Up, Down, Fragile (Cohen Film Collection): The legendary Jacques Rivette delivered a sort-of musical in 1995 that will upend all your expectations, and it features Godard muse Anna Karina.
You and Me (KL Studio Classics): Fritz Lang’s 1938 romantic comedy is also a social commentary drama starring Sylvia Sidney and George Raft.
NEW TV
Cowboy Bebop – The Complete Series 25th Anniversary Limited Edition Box Set (Crunchyroll):
The late-90s anime sensation, a neo-noir sci-fi anime about a team of bounty hunters in space that took the world by storm, gets a lavish box set for its 25th anniversary. All the episodes, of course, plus a new anniversary video, art cards, audio commentaries, voice cast interviews, and more, all in a customizable metallic box.
Also available:
Becoming Evil: Serial Killers Among Us (Mill Creek Entertainment): A five-part docuseries exploring the history of unsolved serial killer cases.
The Center Seat: 55 Years of Star Trek (Mill Creek Entertainment): An 11-episode documentary series about the cultiest cult show of all time.
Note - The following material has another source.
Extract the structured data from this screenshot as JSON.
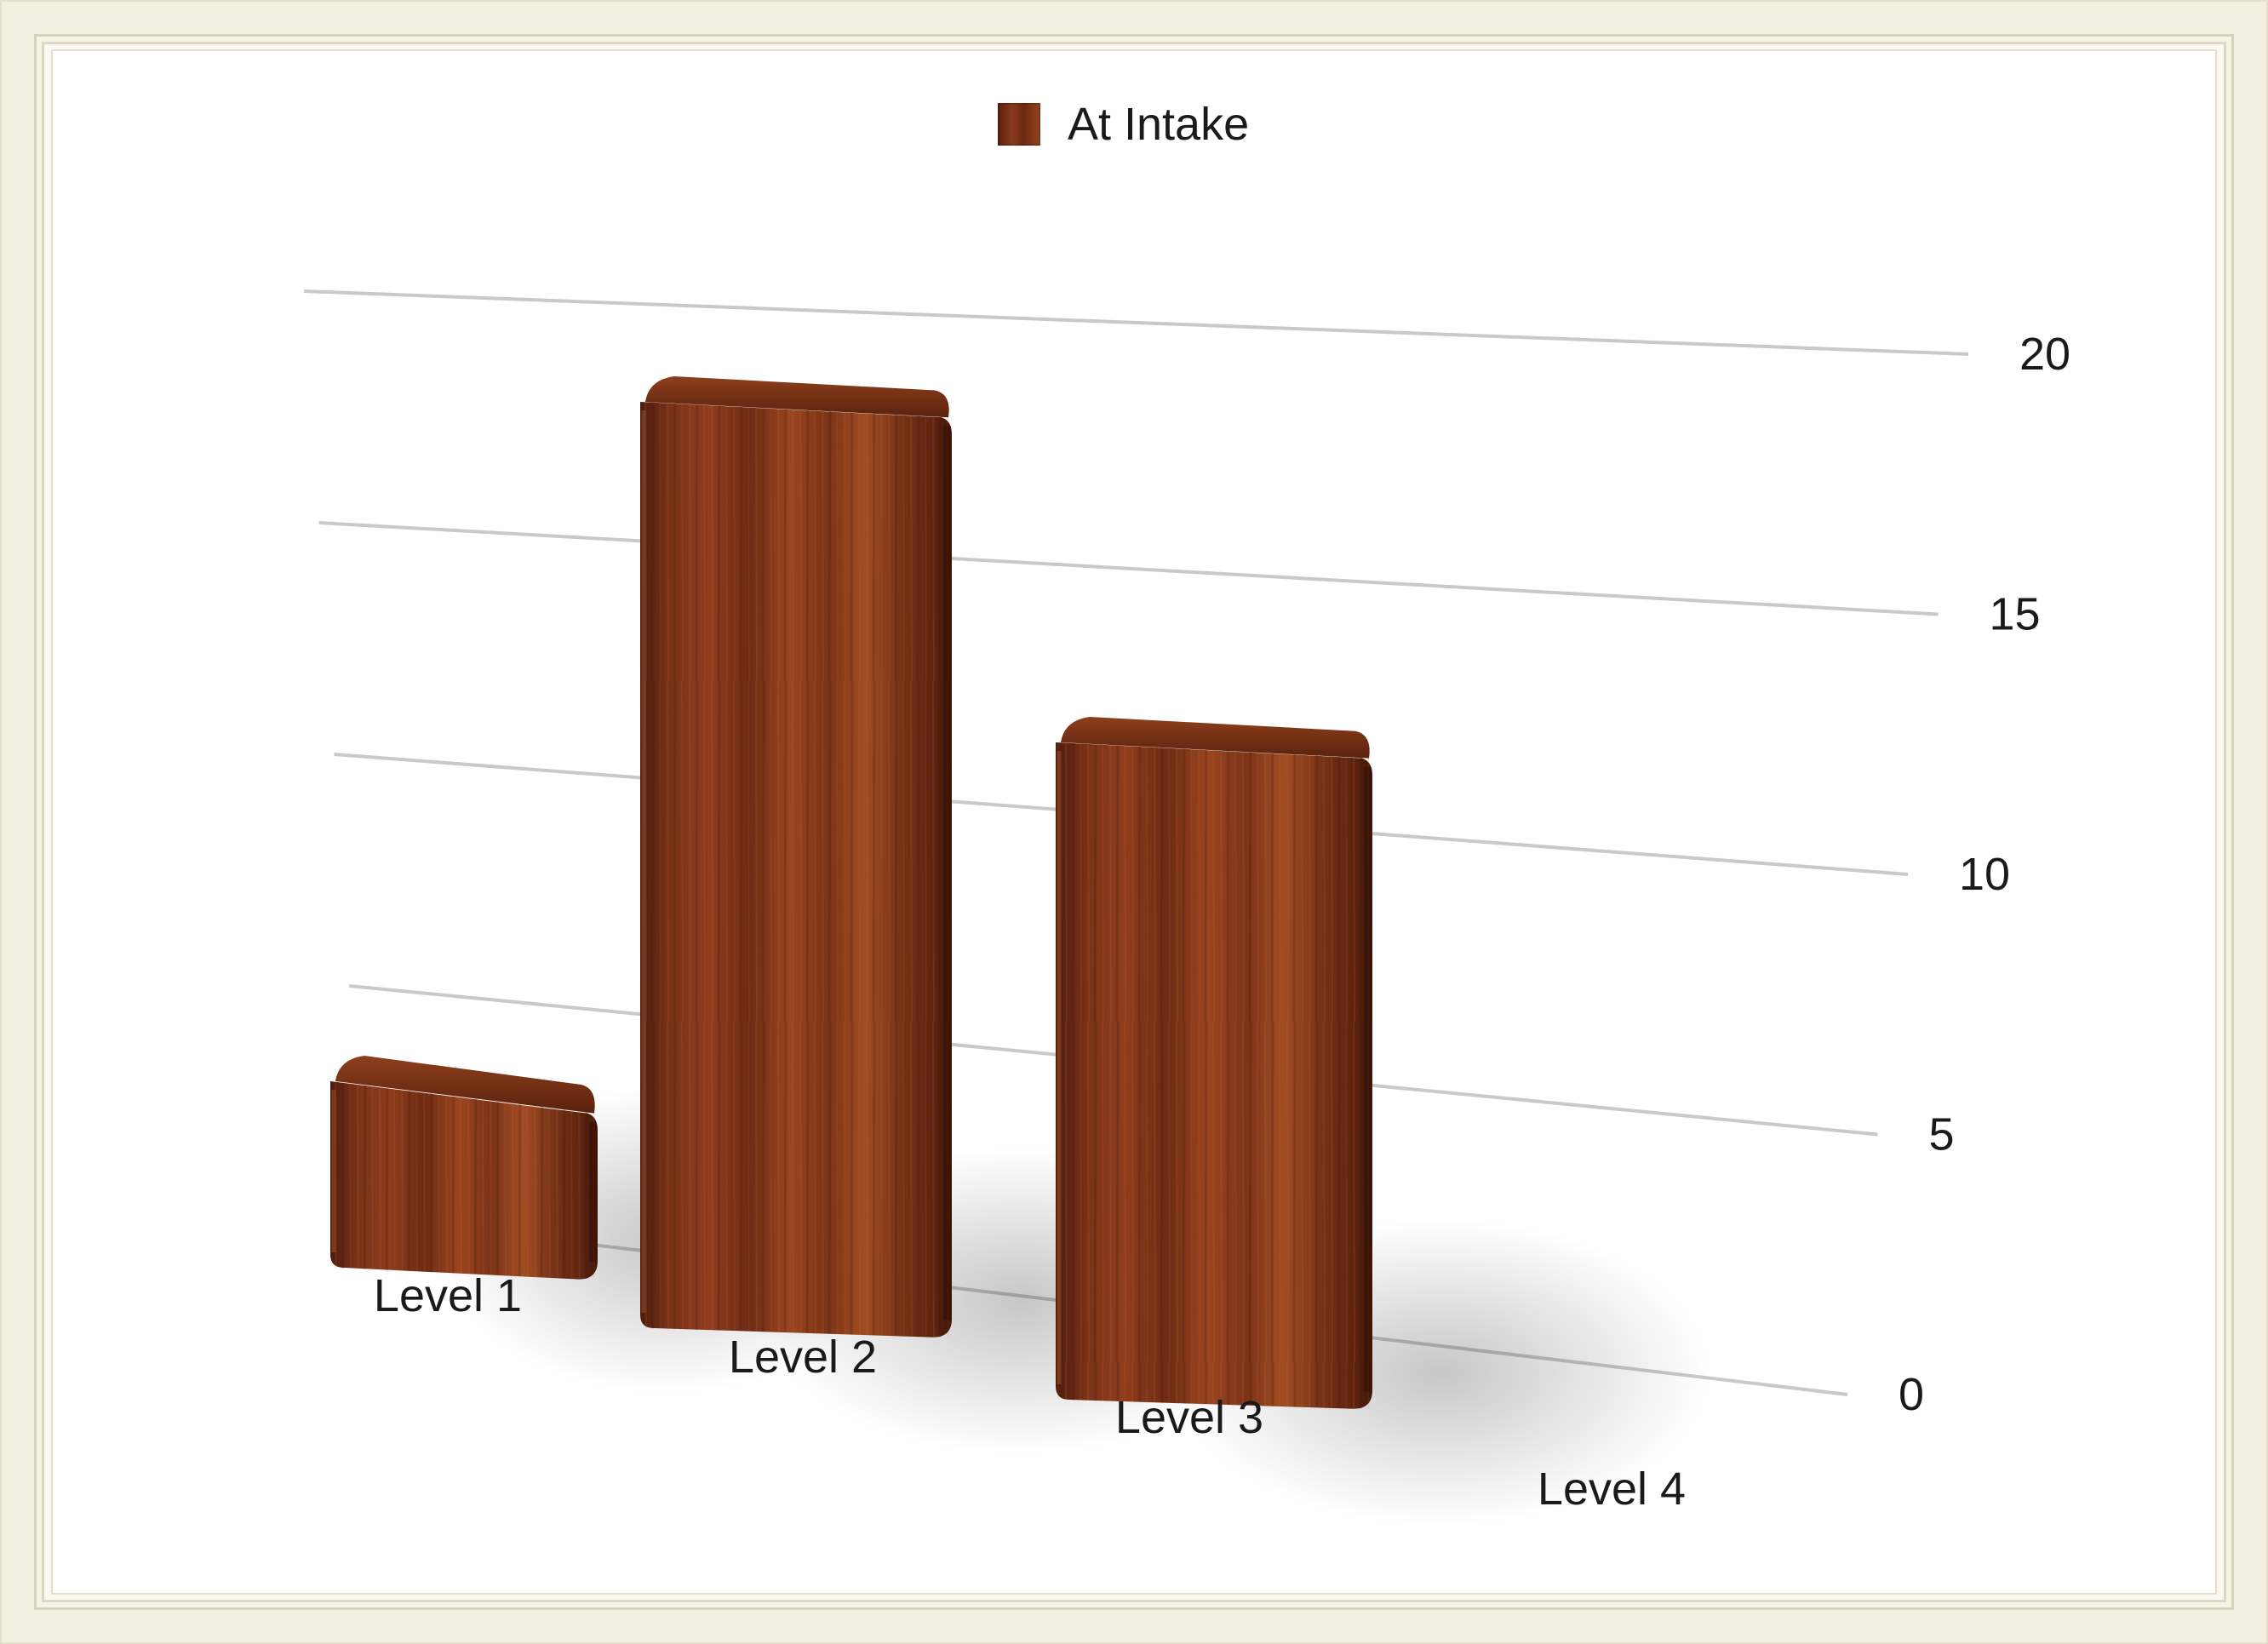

Comes with more than three hours of extra material.
Legend of the Galactic Heroes: Die Neue These – Season 3 (Crunchyroll): Episodes 25 – 36 of this ongoing sci-fi space adventure.
One Piece – Collection 31 (Crunchyroll): That’s right, collection 31(!) of the long-lasting fantasy series. For the record, that means episodes 747 through 770.
Star Trek: Lower Decks – Season 3 (Paramount): The animated comedy Trek returns, and this package includes lots of special features and commentaries.